The beginning of the piece is fantastic – the electric shock of the orchestra’s first chord, followed by the piano almost flinging the melody away before descending down the keyboard to meet back up with the orchestra again.  The rest of the piece builds to the last two minutes, starting around 12:22.  The melody opens up on the piano until 12:43, when it slowly, slowly, starts getting pushed back into its harness, to ultimately be refocused and unleashed at full gallop at 13:24.  The fire is just barely contained, flaring up once or twice before exploding.  It’s just exhilarating – an absolutely brilliant use of tempo and dynamics.  It is worth noting the specific recording I am using here.  I’m not usually this anal but as far as I’m concerned, the only recording of this worth listening to is this one, by Sviatoslav Richter, done in 1958.

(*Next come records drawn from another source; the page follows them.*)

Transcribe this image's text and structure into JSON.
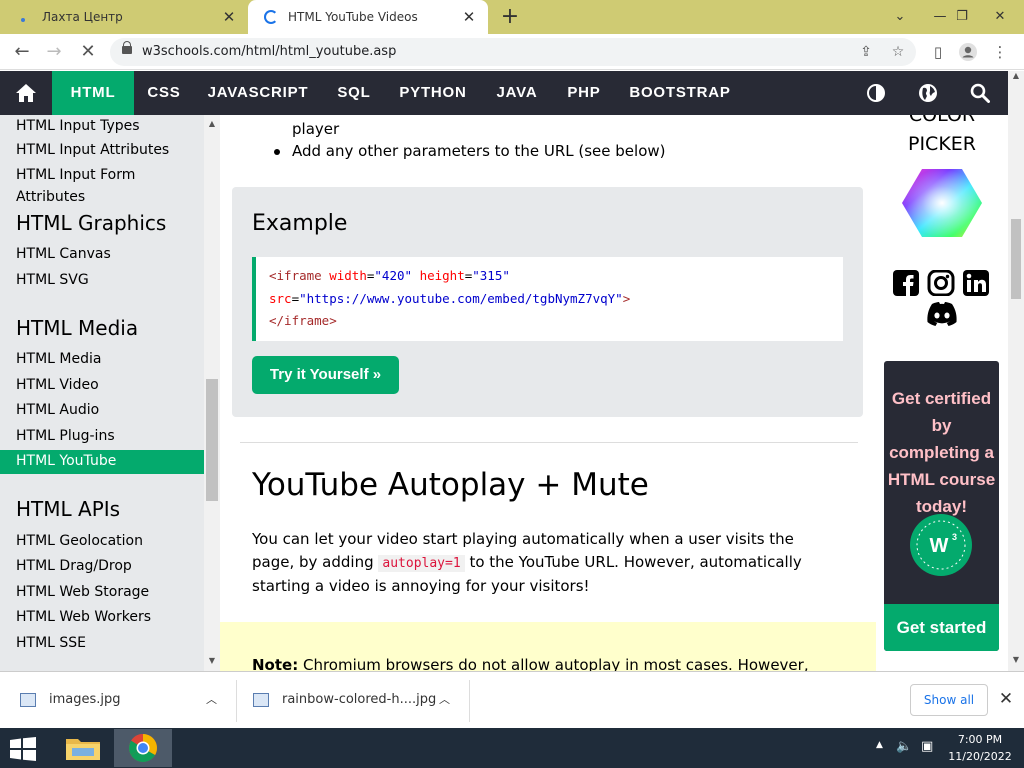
{
  "browser": {
    "tabs": [
      {
        "title": "Лахта Центр",
        "active": false
      },
      {
        "title": "HTML YouTube Videos",
        "active": true
      }
    ],
    "url": "w3schools.com/html/html_youtube.asp"
  },
  "nav": {
    "items": [
      "HTML",
      "CSS",
      "JAVASCRIPT",
      "SQL",
      "PYTHON",
      "JAVA",
      "PHP",
      "BOOTSTRAP"
    ],
    "active": "HTML",
    "accent": "#04aa6d",
    "bg": "#282a35"
  },
  "sidebar": {
    "group_top": [
      "HTML Input Types",
      "HTML Input Attributes",
      "HTML Input Form Attributes"
    ],
    "graphics_heading": "HTML Graphics",
    "graphics": [
      "HTML Canvas",
      "HTML SVG"
    ],
    "media_heading": "HTML Media",
    "media": [
      "HTML Media",
      "HTML Video",
      "HTML Audio",
      "HTML Plug-ins",
      "HTML YouTube"
    ],
    "active": "HTML YouTube",
    "apis_heading": "HTML APIs",
    "apis": [
      "HTML Geolocation",
      "HTML Drag/Drop",
      "HTML Web Storage",
      "HTML Web Workers",
      "HTML SSE"
    ]
  },
  "main": {
    "bullet_cont": "player",
    "bullet_2": "Add any other parameters to the URL (see below)",
    "example": {
      "heading": "Example",
      "code": {
        "tag_open": "<iframe",
        "attr_width": "width",
        "val_width": "\"420\"",
        "attr_height": "height",
        "val_height": "\"315\"",
        "attr_src": "src",
        "val_src": "\"https://www.youtube.com/embed/tgbNymZ7vqY\"",
        "gt": ">",
        "tag_close": "</iframe>",
        "eq": "="
      },
      "button": "Try it Yourself »"
    },
    "section_title": "YouTube Autoplay + Mute",
    "para_1": "You can let your video start playing automatically when a user visits the page, by adding",
    "para_kw": "autoplay=1",
    "para_2": "to the YouTube URL. However, automatically starting a video is annoying for your visitors!",
    "note_label": "Note:",
    "note_text": "Chromium browsers do not allow autoplay in most cases. However,"
  },
  "right": {
    "color": "COLOR",
    "picker": "PICKER",
    "cert_text": "Get certified by completing a HTML course today!",
    "cert_button": "Get started",
    "cert_text_color": "#ffc0c7"
  },
  "downloads": {
    "items": [
      "images.jpg",
      "rainbow-colored-h....jpg"
    ],
    "show_all": "Show all"
  },
  "taskbar": {
    "time": "7:00 PM",
    "date": "11/20/2022"
  }
}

This piano concerto was finished in 1845.  Here is a short list of what was happening around the world at the same time, to give the piece some context:

  • Edgar Allen Poe wrote The Raven
  • Texas was granted statehood, becoming the 28th state in the union
  • James K. Polk became the 11th President of the United States
  • The war between the U.S. and Mexico began
  • Blight struck the potato crop in Ireland, thus beginning the Great Famine
  • The British Parliament passed the Aberdeen Act, which allowed British naval vessels to search Brazilian ships as part of the abolition of the African slave trade.

Since I will be heading back to work for real tomorrow, nose to grindstone and all that, I needed something to help me focus on the myriad tasks at hand.  I’m pretty certain it will do the trick, and I hope it does so for you, too.